A modern engineering curriculum should not merely instil technical competence but also prepare graduates to fulfil the engineering profession's responsibilities to society and to understand and respect society's expectations of engineers.
Engineering knowledge is by no means complete at the end of stage two, but in stage three the theme of professionalism should be included in all its subjects.
The ethical, legal, political, and societal issues involved in engineering should be made explicit in different contexts. In a report, the Institute of Education emphasised the need for ethical issues in the use of modern technology to be discussed in schools.
Clearly such discussion should be continued in engineering degree courses and, by stage three, should have arrived at a point of informed debate. Risk issues form a significant part of such debate, and a course on risk is necessary, if not at stage two then certainly at stage three.
Other topics that should be covered are systems engineering and human factors. It is important not only to understand systems in the large, in both their technical and social contexts, but also to recognise the multi-disciplinary nature of successful socio-technological systems.
Familiarity with the psychology of human behaviour is essential to design, the assessment of risks, and dealing with customers. Sustainability is also a topic appropriate to stage three.

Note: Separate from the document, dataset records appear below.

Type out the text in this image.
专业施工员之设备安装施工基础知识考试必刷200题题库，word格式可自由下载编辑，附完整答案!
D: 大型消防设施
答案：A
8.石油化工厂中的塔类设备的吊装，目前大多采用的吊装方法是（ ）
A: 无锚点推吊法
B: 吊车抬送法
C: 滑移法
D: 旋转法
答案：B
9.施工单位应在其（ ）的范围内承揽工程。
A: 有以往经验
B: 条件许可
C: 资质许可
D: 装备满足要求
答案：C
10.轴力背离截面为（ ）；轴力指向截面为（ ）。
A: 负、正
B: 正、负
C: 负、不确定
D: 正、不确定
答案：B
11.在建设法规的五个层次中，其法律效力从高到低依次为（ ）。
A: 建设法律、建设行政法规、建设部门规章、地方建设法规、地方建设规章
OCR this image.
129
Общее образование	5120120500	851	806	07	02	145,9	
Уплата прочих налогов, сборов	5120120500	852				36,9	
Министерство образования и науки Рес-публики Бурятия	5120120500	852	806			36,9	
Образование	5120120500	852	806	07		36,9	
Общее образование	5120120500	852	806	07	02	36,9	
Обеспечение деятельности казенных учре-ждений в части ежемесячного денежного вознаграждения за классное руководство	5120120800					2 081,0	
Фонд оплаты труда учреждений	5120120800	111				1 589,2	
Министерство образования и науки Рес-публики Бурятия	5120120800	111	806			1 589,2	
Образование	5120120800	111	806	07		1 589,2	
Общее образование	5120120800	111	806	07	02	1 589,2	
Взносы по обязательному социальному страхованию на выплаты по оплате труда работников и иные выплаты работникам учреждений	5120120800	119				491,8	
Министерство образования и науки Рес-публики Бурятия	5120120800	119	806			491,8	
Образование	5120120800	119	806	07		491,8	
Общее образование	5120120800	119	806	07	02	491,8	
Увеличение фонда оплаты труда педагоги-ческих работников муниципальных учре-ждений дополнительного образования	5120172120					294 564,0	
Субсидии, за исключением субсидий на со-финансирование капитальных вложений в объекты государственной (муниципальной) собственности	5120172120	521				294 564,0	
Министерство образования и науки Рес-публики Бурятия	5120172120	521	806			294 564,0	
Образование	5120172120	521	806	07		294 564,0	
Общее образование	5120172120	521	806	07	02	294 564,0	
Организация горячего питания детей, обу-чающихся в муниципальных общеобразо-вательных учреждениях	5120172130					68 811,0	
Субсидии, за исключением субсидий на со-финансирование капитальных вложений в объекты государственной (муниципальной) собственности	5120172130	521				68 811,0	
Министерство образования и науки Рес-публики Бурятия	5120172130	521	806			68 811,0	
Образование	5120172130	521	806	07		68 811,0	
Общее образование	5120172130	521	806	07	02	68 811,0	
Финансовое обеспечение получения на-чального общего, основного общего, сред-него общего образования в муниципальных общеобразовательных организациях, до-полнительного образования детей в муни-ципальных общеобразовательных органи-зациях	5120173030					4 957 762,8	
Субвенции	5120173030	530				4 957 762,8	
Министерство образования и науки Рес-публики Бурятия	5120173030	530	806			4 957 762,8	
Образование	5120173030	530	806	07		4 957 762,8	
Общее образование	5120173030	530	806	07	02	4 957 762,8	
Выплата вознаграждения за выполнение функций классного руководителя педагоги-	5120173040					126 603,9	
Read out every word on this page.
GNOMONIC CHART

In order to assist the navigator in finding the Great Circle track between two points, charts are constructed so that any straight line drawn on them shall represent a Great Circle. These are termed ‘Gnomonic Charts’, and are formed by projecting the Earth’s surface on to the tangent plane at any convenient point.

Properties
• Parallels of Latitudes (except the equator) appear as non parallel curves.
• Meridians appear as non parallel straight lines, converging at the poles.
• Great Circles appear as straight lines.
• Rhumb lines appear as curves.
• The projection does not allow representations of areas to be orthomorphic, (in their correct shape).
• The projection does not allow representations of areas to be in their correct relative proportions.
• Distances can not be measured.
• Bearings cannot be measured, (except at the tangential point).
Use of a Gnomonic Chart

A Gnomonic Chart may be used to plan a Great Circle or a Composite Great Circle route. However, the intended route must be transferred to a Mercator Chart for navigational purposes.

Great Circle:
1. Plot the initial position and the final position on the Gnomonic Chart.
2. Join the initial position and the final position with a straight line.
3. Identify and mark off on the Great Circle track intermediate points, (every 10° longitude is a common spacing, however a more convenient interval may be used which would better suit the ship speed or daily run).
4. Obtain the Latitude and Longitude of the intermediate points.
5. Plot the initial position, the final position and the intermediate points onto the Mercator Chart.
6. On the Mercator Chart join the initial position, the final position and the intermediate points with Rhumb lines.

The emphasis of each stage should be reflected in its examinations. For example, stage two questions might require students to state the assumptions made in designing a subsystem in isolation, or in planning its testing, or to describe the risks and advantages implicit in the assumptions and how planned integration testing may reduce them. At stage three, questions on design might require a consideration of environmental factors.
Onus on educators
Strategic planning of the engineering curriculum should not be a luxury, carried out if time and circumstances allow, but an essential function. It requires teachers who understand, contribute to, and work within the strategy, and planners who are project managers and leaders.
If the novices who arrive at the commencement of stage one are to leave as professionally-minded graduate engineers at the end of stage three, a culture of professionalism must be inculcated from the start.
Norms can and should be taught, but culture is promulgated by the example of living by the norms. Lecturers are role models and should show themselves to live by the norms. They must also place high expectations on the students, and the strategic planners must place high expectations on the lecturers. The quality of engineering education depends on the educators.
Three stages of an engineering curriculum are identified. By the end of the first, the student should be a competent technician, with the skills and knowledge on which to base the development of an engineer.
The second stage should address the additional qualities expected of an engineer, and the third the qualities essential to a modern technological professional. Theoretical and practical instruction should be planned to meet each stage’s goals, and to lay the foundation for subsequent stages.
This article has offered some thoughts on how a model, based on the three stages, may facilitate strategic planning of the software engineering curriculum. It addresses not merely what we want our engineering students to know, but also what we want them to be.